Черезъ нѣсколько часовъ приговоръ былъ приведенъ въ исполненіе. Капитанъ графъ Рошешуаръ распоряжался казнью. Когда она была совершена, одинъ англичанинъ позволилъ себѣ неслыханное варварство: лошадь, на которой онъ сидѣлъ верхомъ, перешла черезъ трупъ Нея.
Жена маршала до послѣдней минуты надѣялась на помилованіе. Утромъ она приводила къ Нею его четверыхъ дѣтей и, простившись съ нимъ, поспѣшила въ Тюльери съ челобитной. Ее задержали въ пріемной короля, пока не пришло извѣстіе о совершившейся казни. Тогда герцогъ Дюрасъ осторожно сообщилъ ей это извѣстіе, прибавивъ, что аудіенція ея у короля теперь уже не имѣетъ смысла.
Ней въ глазахъ бонапартистовъ сдѣлался мученикомъ. Тамъ, гдѣ его разстрѣляли, за обсерваторіей, стоитъ теперь его памятникъ.

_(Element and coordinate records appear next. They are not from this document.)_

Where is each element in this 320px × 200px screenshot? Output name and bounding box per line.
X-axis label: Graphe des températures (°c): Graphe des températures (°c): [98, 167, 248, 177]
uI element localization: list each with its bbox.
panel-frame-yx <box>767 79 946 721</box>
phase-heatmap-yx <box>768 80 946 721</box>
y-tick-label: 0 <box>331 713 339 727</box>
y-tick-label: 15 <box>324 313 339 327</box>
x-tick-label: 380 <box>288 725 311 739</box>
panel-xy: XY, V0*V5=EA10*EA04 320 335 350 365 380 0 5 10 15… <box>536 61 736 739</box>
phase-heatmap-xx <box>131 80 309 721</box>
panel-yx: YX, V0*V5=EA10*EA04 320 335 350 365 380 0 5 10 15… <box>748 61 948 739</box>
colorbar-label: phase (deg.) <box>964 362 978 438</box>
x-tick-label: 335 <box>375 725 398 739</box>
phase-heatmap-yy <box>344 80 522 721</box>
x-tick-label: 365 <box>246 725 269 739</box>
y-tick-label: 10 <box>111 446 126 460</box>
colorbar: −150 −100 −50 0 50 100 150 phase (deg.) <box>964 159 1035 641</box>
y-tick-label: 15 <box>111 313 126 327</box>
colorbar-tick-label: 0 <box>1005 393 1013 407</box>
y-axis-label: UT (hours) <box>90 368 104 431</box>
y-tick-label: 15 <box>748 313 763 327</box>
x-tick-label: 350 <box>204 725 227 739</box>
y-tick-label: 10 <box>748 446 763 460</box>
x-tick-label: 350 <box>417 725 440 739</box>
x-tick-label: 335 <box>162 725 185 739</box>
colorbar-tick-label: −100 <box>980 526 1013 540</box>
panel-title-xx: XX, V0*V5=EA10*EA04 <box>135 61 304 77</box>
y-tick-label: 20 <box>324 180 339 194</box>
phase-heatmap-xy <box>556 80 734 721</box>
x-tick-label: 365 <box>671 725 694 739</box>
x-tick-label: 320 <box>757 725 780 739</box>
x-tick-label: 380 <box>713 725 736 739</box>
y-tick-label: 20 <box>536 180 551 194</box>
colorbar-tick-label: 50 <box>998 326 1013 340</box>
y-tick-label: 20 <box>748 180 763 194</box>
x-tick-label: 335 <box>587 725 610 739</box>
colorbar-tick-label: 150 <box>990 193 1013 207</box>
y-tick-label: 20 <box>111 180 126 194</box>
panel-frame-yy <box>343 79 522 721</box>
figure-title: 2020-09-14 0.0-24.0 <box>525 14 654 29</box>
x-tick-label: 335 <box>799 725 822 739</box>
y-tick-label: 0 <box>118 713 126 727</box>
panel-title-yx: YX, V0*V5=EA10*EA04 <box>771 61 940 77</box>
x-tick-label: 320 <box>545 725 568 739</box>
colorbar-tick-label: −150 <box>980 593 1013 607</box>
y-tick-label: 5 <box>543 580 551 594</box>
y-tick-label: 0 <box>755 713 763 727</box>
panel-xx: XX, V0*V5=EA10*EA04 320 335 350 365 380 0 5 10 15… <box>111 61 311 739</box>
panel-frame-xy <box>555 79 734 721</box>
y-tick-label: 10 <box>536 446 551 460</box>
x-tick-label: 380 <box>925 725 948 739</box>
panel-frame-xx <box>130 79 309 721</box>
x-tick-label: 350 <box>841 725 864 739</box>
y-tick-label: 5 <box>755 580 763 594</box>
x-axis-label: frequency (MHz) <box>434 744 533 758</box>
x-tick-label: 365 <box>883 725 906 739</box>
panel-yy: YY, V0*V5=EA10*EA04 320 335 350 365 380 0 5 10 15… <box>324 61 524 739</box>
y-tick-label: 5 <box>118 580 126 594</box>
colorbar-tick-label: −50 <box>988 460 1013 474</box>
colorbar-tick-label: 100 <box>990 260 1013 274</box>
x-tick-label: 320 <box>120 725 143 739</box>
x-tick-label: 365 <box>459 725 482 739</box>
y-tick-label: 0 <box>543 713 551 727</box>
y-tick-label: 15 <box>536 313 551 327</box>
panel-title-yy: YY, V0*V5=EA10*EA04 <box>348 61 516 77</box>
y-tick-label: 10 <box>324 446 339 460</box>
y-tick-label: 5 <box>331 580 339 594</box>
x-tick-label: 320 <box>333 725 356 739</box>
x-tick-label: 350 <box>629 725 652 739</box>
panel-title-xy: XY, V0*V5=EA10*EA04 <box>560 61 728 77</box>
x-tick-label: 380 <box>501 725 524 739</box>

Политическіе процессы, какъ показываетъ и этотъ примѣръ, никогда не производятъ впечатлѣнія торжества правосудія. Они всегда являются актами произвола. Почти можно признать счастьемъ для обѣихъ сторонъ, не только для подлежащаго карѣ, но и для наказующей власти, когда приговоръ постановляется заочно. Въ Европѣ не мало видныхъ государственныхъ дѣятелей, бывшихъ скомпрометированными въ дни революцій и считавшихся политическими преступниками. Тѣмъ большей политической ошибкой представляется казнь Нея во Франціи 1815 г., что тамъ въ теченіе какихъ нибудь 15 мѣсяцевъ перемѣнились четыре правительства, не считая временныхъ, и всѣ четыре пользовались услугами одного и того же персонала и однихъ и тѣхъ же военныхъ. Гдѣ тутъ было искать надлежащаго критерія для отреченія, невѣрности, измѣны?